The gleaming, new 2,400-seat Philharmonie de Paris opened its doors in the 19th arrondissement yesterday. The neighborhood, as we heard, has made news for its ties to the Charlie Hebdo attackers. But last night it was humming with concert-goers, including French President Francois Hollande.

GREENE: The audience was treated to a performance of "The Requiem" by French composer Gabriel Faure.

(SOUNDBITE OF GABRIEL FAURE SONG, "THE REQUIEM")

GREENE: Doreen Carvajal is culture correspondent for The New York Times. She's based in Paris.

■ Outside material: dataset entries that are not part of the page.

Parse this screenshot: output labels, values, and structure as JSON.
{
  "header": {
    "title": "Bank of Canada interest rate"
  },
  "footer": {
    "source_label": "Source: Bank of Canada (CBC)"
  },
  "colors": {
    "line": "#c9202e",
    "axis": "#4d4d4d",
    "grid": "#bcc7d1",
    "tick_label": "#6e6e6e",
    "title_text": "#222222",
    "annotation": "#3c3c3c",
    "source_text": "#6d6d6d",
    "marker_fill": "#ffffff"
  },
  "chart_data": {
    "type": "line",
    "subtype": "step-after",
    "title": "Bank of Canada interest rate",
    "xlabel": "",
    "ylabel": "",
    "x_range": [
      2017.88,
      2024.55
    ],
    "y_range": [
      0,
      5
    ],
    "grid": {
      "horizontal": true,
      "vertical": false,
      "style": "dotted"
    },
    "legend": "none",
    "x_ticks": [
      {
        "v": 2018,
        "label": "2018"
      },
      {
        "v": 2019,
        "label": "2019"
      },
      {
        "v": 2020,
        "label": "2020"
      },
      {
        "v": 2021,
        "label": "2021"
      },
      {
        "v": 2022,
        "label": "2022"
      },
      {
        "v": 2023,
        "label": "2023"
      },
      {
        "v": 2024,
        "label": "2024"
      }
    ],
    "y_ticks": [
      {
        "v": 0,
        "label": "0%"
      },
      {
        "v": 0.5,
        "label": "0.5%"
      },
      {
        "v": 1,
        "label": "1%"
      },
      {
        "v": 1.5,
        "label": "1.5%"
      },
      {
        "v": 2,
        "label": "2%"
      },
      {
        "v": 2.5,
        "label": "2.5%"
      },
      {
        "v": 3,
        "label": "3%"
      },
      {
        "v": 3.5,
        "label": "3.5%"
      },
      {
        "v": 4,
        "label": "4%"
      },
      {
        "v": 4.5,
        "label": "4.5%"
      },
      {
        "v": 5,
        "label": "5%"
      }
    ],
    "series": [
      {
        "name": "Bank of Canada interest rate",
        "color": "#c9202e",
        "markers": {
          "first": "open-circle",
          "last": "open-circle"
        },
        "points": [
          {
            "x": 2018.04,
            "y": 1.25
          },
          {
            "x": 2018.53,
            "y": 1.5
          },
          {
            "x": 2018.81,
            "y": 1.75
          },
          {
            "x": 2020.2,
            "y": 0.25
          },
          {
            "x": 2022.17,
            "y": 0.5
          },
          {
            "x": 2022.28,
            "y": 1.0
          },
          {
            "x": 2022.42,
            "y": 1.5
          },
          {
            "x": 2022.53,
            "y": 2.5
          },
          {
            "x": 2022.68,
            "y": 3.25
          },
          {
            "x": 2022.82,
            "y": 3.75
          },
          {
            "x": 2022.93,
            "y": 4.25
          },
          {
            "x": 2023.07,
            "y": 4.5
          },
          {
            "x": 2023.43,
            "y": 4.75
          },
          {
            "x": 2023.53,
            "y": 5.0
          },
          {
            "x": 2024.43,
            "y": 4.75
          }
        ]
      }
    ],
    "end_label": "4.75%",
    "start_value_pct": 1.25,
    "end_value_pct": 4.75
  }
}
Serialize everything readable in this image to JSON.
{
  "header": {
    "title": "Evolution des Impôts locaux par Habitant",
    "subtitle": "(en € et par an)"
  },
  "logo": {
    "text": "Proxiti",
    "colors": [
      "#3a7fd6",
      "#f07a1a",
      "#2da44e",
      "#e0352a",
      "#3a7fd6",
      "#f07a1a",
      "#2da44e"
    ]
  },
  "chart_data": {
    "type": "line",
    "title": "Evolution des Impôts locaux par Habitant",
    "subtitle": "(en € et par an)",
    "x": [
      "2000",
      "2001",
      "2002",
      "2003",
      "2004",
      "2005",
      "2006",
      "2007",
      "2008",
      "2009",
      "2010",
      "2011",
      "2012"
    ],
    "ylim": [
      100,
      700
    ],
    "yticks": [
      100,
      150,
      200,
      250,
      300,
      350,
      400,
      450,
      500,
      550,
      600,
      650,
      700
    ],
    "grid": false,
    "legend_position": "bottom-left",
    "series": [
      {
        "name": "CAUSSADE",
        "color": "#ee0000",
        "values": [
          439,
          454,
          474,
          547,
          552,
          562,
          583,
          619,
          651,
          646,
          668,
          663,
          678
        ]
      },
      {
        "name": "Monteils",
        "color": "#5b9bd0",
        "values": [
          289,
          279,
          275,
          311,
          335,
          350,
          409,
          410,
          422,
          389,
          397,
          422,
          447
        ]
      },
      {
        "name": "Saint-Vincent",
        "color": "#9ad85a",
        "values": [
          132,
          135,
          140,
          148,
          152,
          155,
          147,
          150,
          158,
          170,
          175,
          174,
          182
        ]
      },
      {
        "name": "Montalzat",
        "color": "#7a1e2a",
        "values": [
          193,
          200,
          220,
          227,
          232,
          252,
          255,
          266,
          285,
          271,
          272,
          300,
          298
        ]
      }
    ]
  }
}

DOREEN CARVAJAL: It's the first time that a grand cultural institution has moved beyond the Seine River to the edges of Paris in the Northeast. And the idea of the architect, Jean Nouvel, is that this grand temple points toward the suburbs that have been scorned by the city of light.

GREENE: Carvajal adds that as the audience for classical music ages, the Paris Orchestra is trying to expand its reach.

MONTAGNE: The hall is promising a wide range of eclectic programming, like world music and hip-hop.

CARVAJAL: So they are trying to appeal to people with different musical tastes and to make them realize that music can be part of life, part of your weekend leisure activities.

MONTAGNE: Carvajal says some Parisians are not happy about having to trek to the outskirts of the city to hear the Paris Orchestra, especially since turbulence is nothing new in the neighborhood. It was the center of youth riots 10 years ago.

GREENE: At the same time, she says there are residents of the 19th arrondissement who rarely go to the city center.

CARVAJAL: There are people who have never been to the Louvre before, who have never been to the Eiffel Tower. They regard each other with wariness, and so now they have this grand concert hall that may bring people together.